The findings were broken down according to respondents’ geographic region.
The report paints a picture of SA’s workforce being at a critical inflection point. While businesses are accelerating AI integration to drive productivity, the lack of skills and trust threaten to undermine long-term growth, it finds.
The report identifies talent scarcity (52%) and digital acceleration (50%) as the leading forces shaping workforce strategies in SA. Yet, the human impact of this transformation is becoming evident, with only 41% of employees reporting they are “thriving” in their roles, below the global average of 44%.
“The data shows that South Africa is navigating a complex talent paradox,” says Keletjo Chiloane, senior associate at Mercer SA.
“While 68% of local executives expect a high return on investment from AI-driven work redesign this year, the success of these initiatives rests entirely on the human element.”
Chiloane adds that organisations need to rethink their approach to AI. “To unlock exponential growth, businesses must move beyond seeing AI as a tool for mere automation and instead use it as a catalyst for a more sustainable, human-machine teaming model.”
A report released this week by Pnet revealsAI literacy is rapidly emerging as an important skill in SA’s labour market, with companies increasingly seeking candidates who can apply AI tools across everyday functions, not only in technical environments.
The Pnet report suggests organisations are increasingly competing for candidates who can demonstrate practical AI application skills, not only technical AI engineering experience.
A central theme emerging from the Mercer findings is the urgency of reskilling. While 78% of employees trust their organisations to equip them with new skills as AI reshapes jobs, more than half (53%) fear their current capabilities may soon become obsolete.
This concern is driving a shift in employee priorities, with 65% indicating they would trade a 10% salary increase for opportunities to build AI and digital skills.
“We are seeing a profound shift in the employee-employer compact,” says Mpho Maponya, head of business development: Mercer SA.“South African talent is incredibly proactive; they are willing to make financial trade-offs for career longevity.”
Maponya notes that leadership must now focus on execution rather than intent. “The challenge is no longer just identifying the status quo but executing a skills-based strategy that addresses the ‘fear of becoming obsolete’ while building a culture of continuous learning.”
Despite the productivity gains linked to AI − with 83% of employees reporting improved efficiency when using these tools − the report highlights a growing “trust gap”.
Nearly three-quarters (74%) of employees are concerned about AI being used for workplace surveillance, it says.
This disconnect extends to broader workplace dynamics.
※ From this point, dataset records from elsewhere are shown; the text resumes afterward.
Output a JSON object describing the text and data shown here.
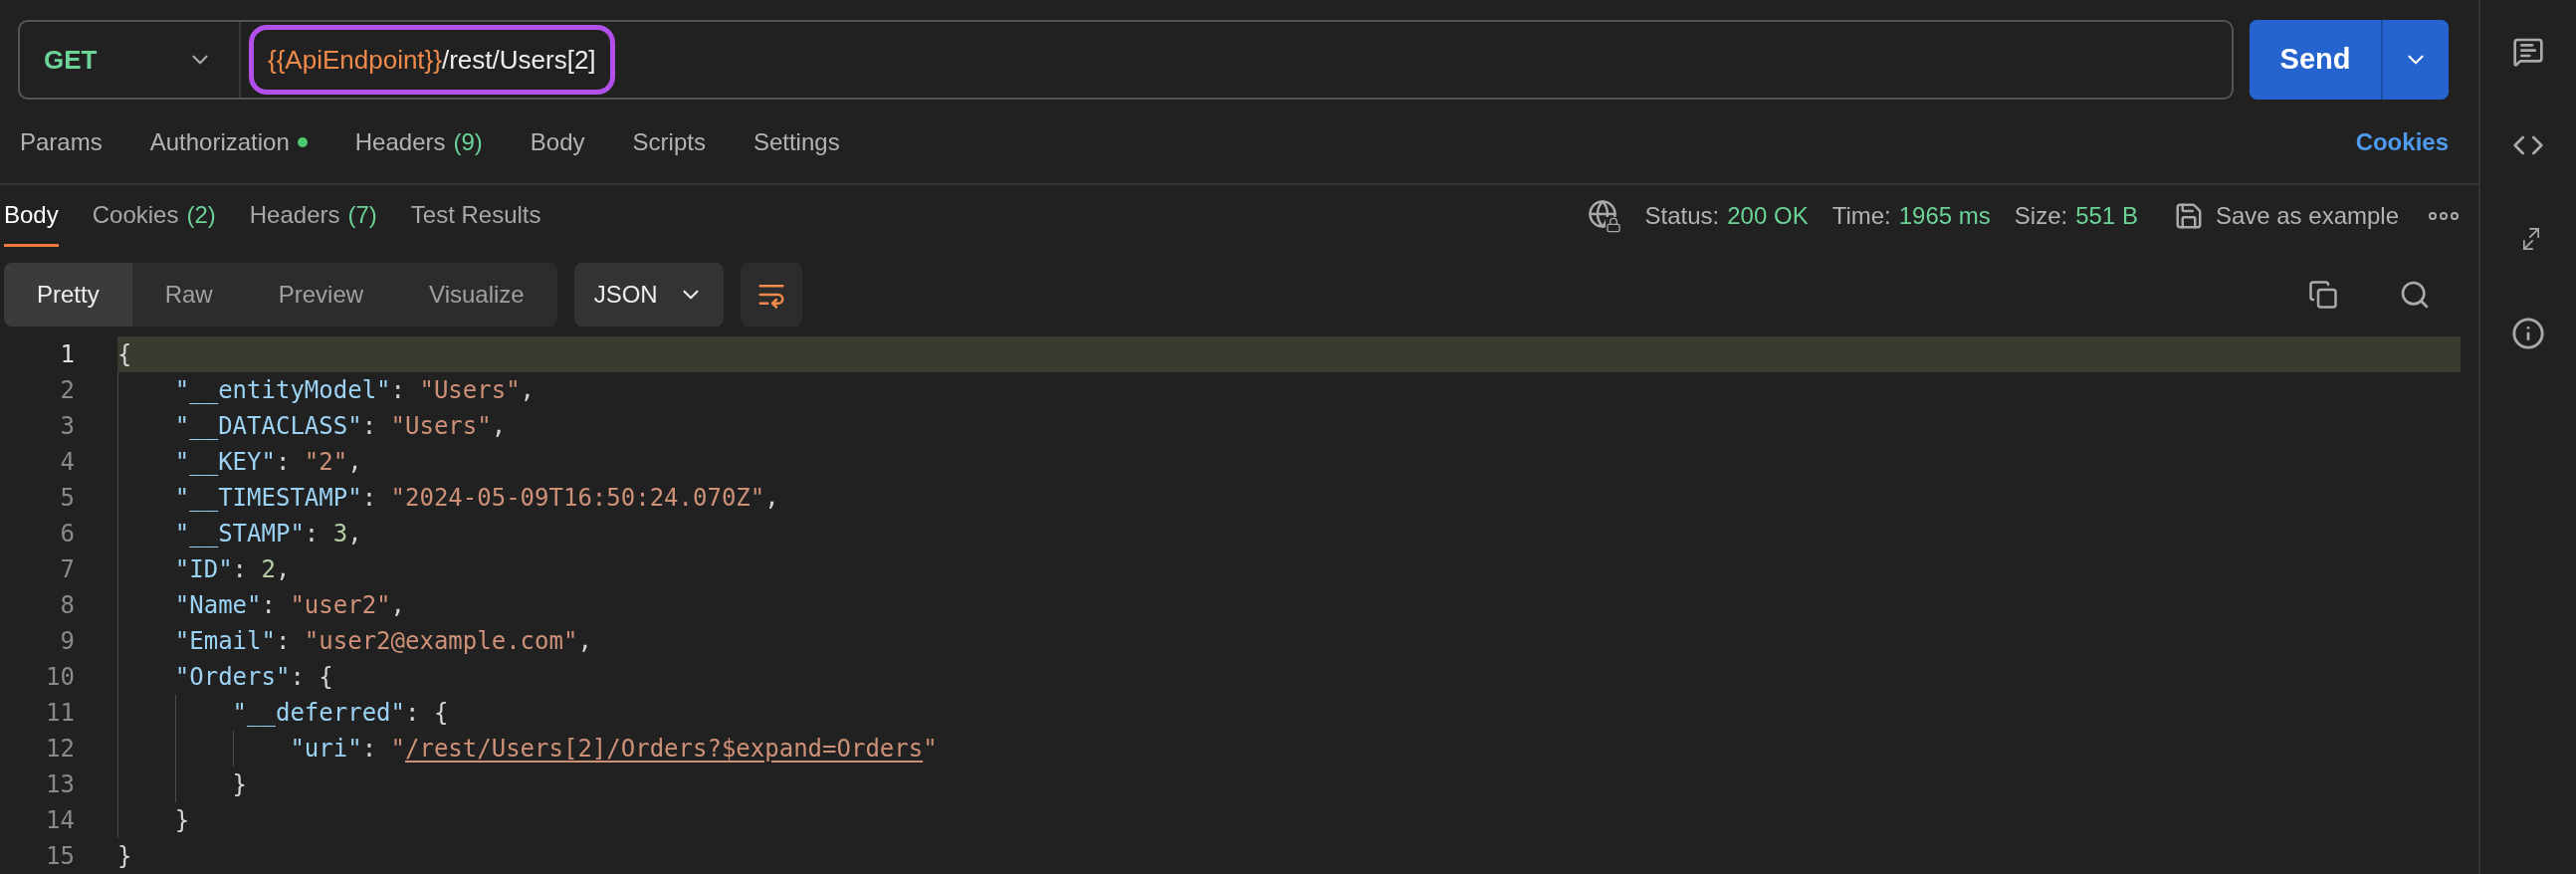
{
  "request": {
    "method": "GET",
    "url_variable": "{{ApiEndpoint}}",
    "url_path": "/rest/Users[2]",
    "send": "Send"
  },
  "request_tabs": [
    {
      "label": "Params",
      "dot": false
    },
    {
      "label": "Authorization",
      "dot": true
    },
    {
      "label": "Headers",
      "count": "(9)",
      "dot": false
    },
    {
      "label": "Body",
      "dot": false
    },
    {
      "label": "Scripts",
      "dot": false
    },
    {
      "label": "Settings",
      "dot": false
    }
  ],
  "cookies_link": "Cookies",
  "response_tabs": [
    {
      "label": "Body",
      "selected": true
    },
    {
      "label": "Cookies",
      "count": "(2)",
      "selected": false
    },
    {
      "label": "Headers",
      "count": "(7)",
      "selected": false
    },
    {
      "label": "Test Results",
      "selected": false
    }
  ],
  "response_meta": [
    {
      "label": "Status:",
      "value": "200 OK"
    },
    {
      "label": "Time:",
      "value": "1965 ms"
    },
    {
      "label": "Size:",
      "value": "551 B"
    }
  ],
  "save_example": "Save as example",
  "view_modes": [
    {
      "label": "Pretty",
      "selected": true
    },
    {
      "label": "Raw",
      "selected": false
    },
    {
      "label": "Preview",
      "selected": false
    },
    {
      "label": "Visualize",
      "selected": false
    }
  ],
  "format": "JSON",
  "code_lines": [
    {
      "number": "1",
      "current": true,
      "tokens": [
        {
          "kind": "punct",
          "text": "{"
        }
      ]
    },
    {
      "number": "2",
      "current": false,
      "tokens": [
        {
          "kind": "key",
          "text": "    \"__entityModel\""
        },
        {
          "kind": "punct",
          "text": ": "
        },
        {
          "kind": "string",
          "text": "\"Users\""
        },
        {
          "kind": "punct",
          "text": ","
        }
      ]
    },
    {
      "number": "3",
      "current": false,
      "tokens": [
        {
          "kind": "key",
          "text": "    \"__DATACLASS\""
        },
        {
          "kind": "punct",
          "text": ": "
        },
        {
          "kind": "string",
          "text": "\"Users\""
        },
        {
          "kind": "punct",
          "text": ","
        }
      ]
    },
    {
      "number": "4",
      "current": false,
      "tokens": [
        {
          "kind": "key",
          "text": "    \"__KEY\""
        },
        {
          "kind": "punct",
          "text": ": "
        },
        {
          "kind": "string",
          "text": "\"2\""
        },
        {
          "kind": "punct",
          "text": ","
        }
      ]
    },
    {
      "number": "5",
      "current": false,
      "tokens": [
        {
          "kind": "key",
          "text": "    \"__TIMESTAMP\""
        },
        {
          "kind": "punct",
          "text": ": "
        },
        {
          "kind": "string",
          "text": "\"2024-05-09T16:50:24.070Z\""
        },
        {
          "kind": "punct",
          "text": ","
        }
      ]
    },
    {
      "number": "6",
      "current": false,
      "tokens": [
        {
          "kind": "key",
          "text": "    \"__STAMP\""
        },
        {
          "kind": "punct",
          "text": ": "
        },
        {
          "kind": "number",
          "text": "3"
        },
        {
          "kind": "punct",
          "text": ","
        }
      ]
    },
    {
      "number": "7",
      "current": false,
      "tokens": [
        {
          "kind": "key",
          "text": "    \"ID\""
        },
        {
          "kind": "punct",
          "text": ": "
        },
        {
          "kind": "number",
          "text": "2"
        },
        {
          "kind": "punct",
          "text": ","
        }
      ]
    },
    {
      "number": "8",
      "current": false,
      "tokens": [
        {
          "kind": "key",
          "text": "    \"Name\""
        },
        {
          "kind": "punct",
          "text": ": "
        },
        {
          "kind": "string",
          "text": "\"user2\""
        },
        {
          "kind": "punct",
          "text": ","
        }
      ]
    },
    {
      "number": "9",
      "current": false,
      "tokens": [
        {
          "kind": "key",
          "text": "    \"Email\""
        },
        {
          "kind": "punct",
          "text": ": "
        },
        {
          "kind": "string",
          "text": "\"user2@example.com\""
        },
        {
          "kind": "punct",
          "text": ","
        }
      ]
    },
    {
      "number": "10",
      "current": false,
      "tokens": [
        {
          "kind": "key",
          "text": "    \"Orders\""
        },
        {
          "kind": "punct",
          "text": ": {"
        }
      ]
    },
    {
      "number": "11",
      "current": false,
      "tokens": [
        {
          "kind": "key",
          "text": "        \"__deferred\""
        },
        {
          "kind": "punct",
          "text": ": {"
        }
      ]
    },
    {
      "number": "12",
      "current": false,
      "tokens": [
        {
          "kind": "key",
          "text": "            \"uri\""
        },
        {
          "kind": "punct",
          "text": ": "
        },
        {
          "kind": "string",
          "text": "\""
        },
        {
          "kind": "link",
          "text": "/rest/Users[2]/Orders?$expand=Orders"
        },
        {
          "kind": "string",
          "text": "\""
        }
      ]
    },
    {
      "number": "13",
      "current": false,
      "tokens": [
        {
          "kind": "punct",
          "text": "        }"
        }
      ]
    },
    {
      "number": "14",
      "current": false,
      "tokens": [
        {
          "kind": "punct",
          "text": "    }"
        }
      ]
    },
    {
      "number": "15",
      "current": false,
      "tokens": [
        {
          "kind": "punct",
          "text": "}"
        }
      ]
    }
  ]
}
While 88% of executives believe their organisations foster trust, only 68% of employees agree that trust exists among colleagues.
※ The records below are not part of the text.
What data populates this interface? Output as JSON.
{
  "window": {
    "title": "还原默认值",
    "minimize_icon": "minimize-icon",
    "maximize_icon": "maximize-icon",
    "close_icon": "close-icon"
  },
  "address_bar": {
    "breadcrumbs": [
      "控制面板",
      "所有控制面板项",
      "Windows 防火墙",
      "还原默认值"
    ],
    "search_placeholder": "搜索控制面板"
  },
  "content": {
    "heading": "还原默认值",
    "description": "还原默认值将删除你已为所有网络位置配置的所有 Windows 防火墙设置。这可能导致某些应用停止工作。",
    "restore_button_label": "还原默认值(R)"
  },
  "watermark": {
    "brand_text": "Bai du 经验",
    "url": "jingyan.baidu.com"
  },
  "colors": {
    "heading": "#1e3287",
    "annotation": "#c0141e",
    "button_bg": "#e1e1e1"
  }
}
Compensation pressures also remain a key driver of workforce movement. Among employees considering leaving their jobs, 50% cite higher pay elsewhere as the primary motivator, followed by limited flexible working options (41%). However, non-monetary benefits are gaining prominence, with 64% willing to trade part of their salary for improved medical cover.
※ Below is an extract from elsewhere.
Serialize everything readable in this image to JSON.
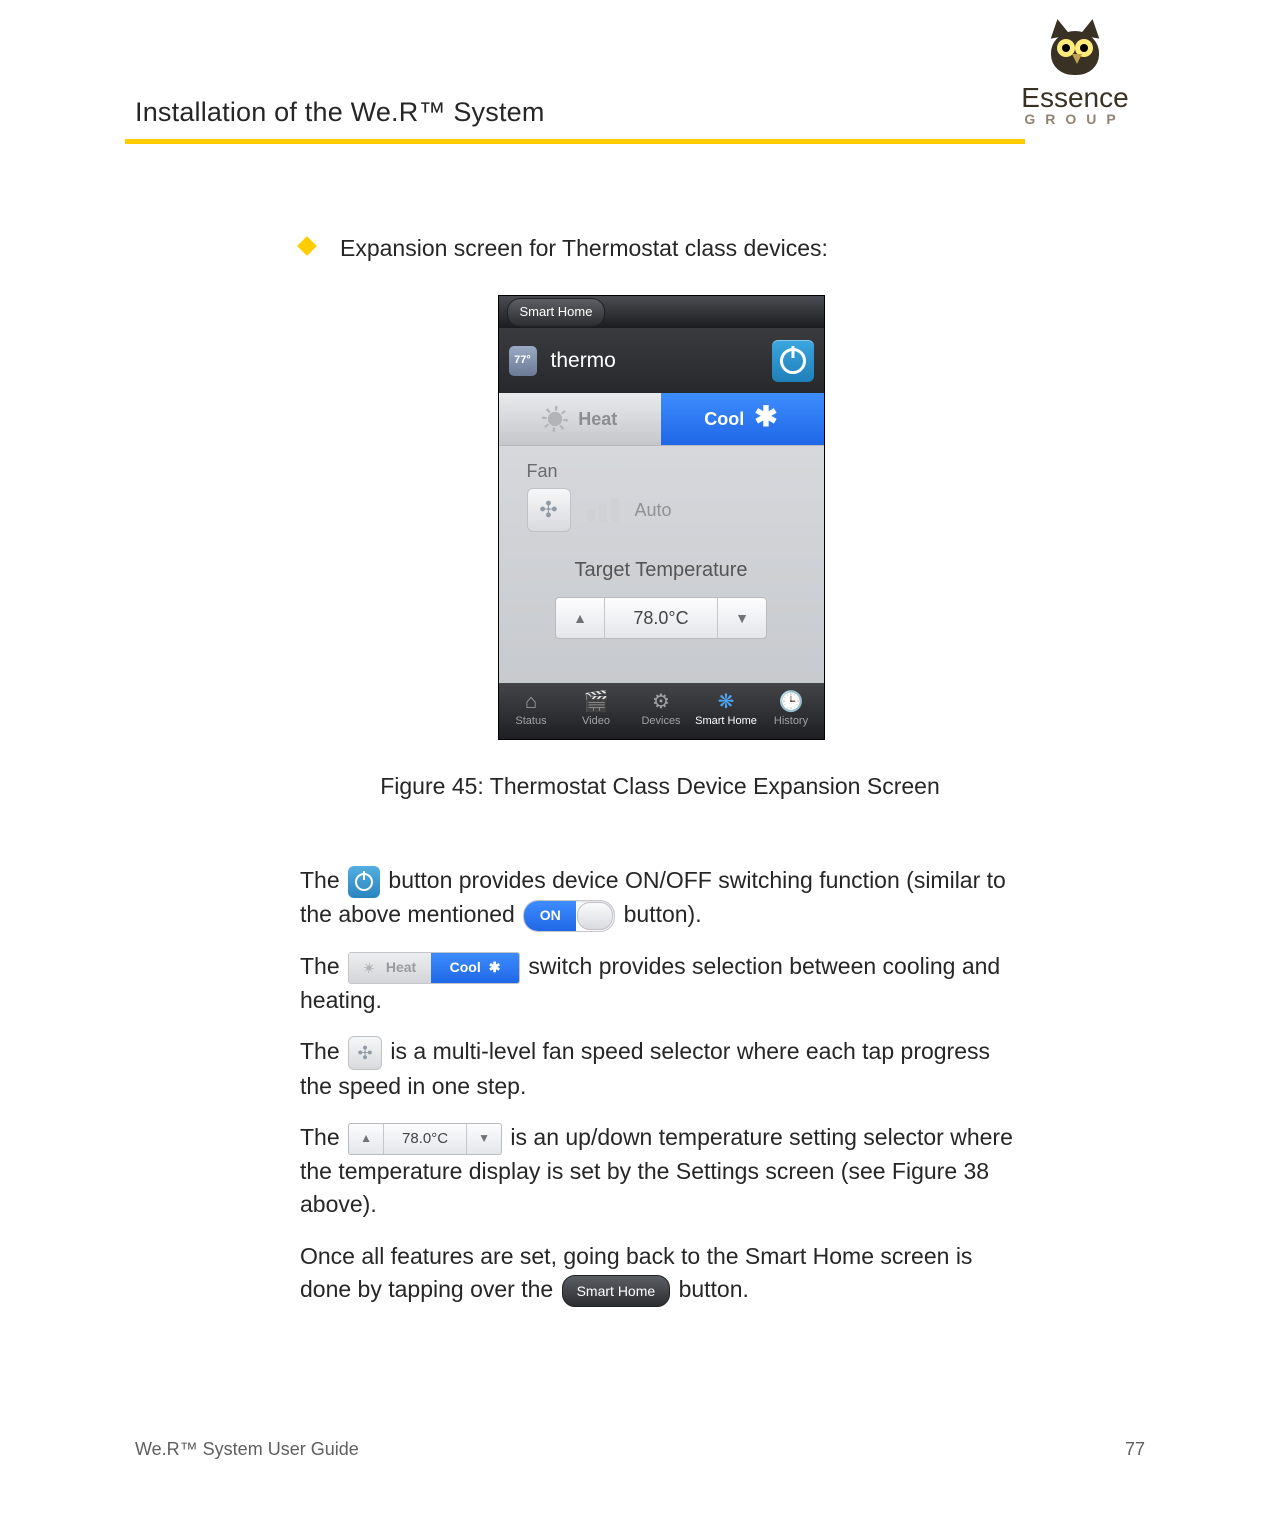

The report ultimately calls for a new leadership blueprint, centred on human-centric capabilities. South African employees ranked communication (71%) and empathy (67%) as the most critical leadership traits in navigating ongoing disruption.
“To compete globally, South African businesses must close the digital agility gap, while ensuring empathy and economics remain in balance,” Chiloane comments.
“Success in 2026 requires leaders who can manage these paradoxes − focusing on performance and technology without losing sight of the workforce’s well-being and trust.”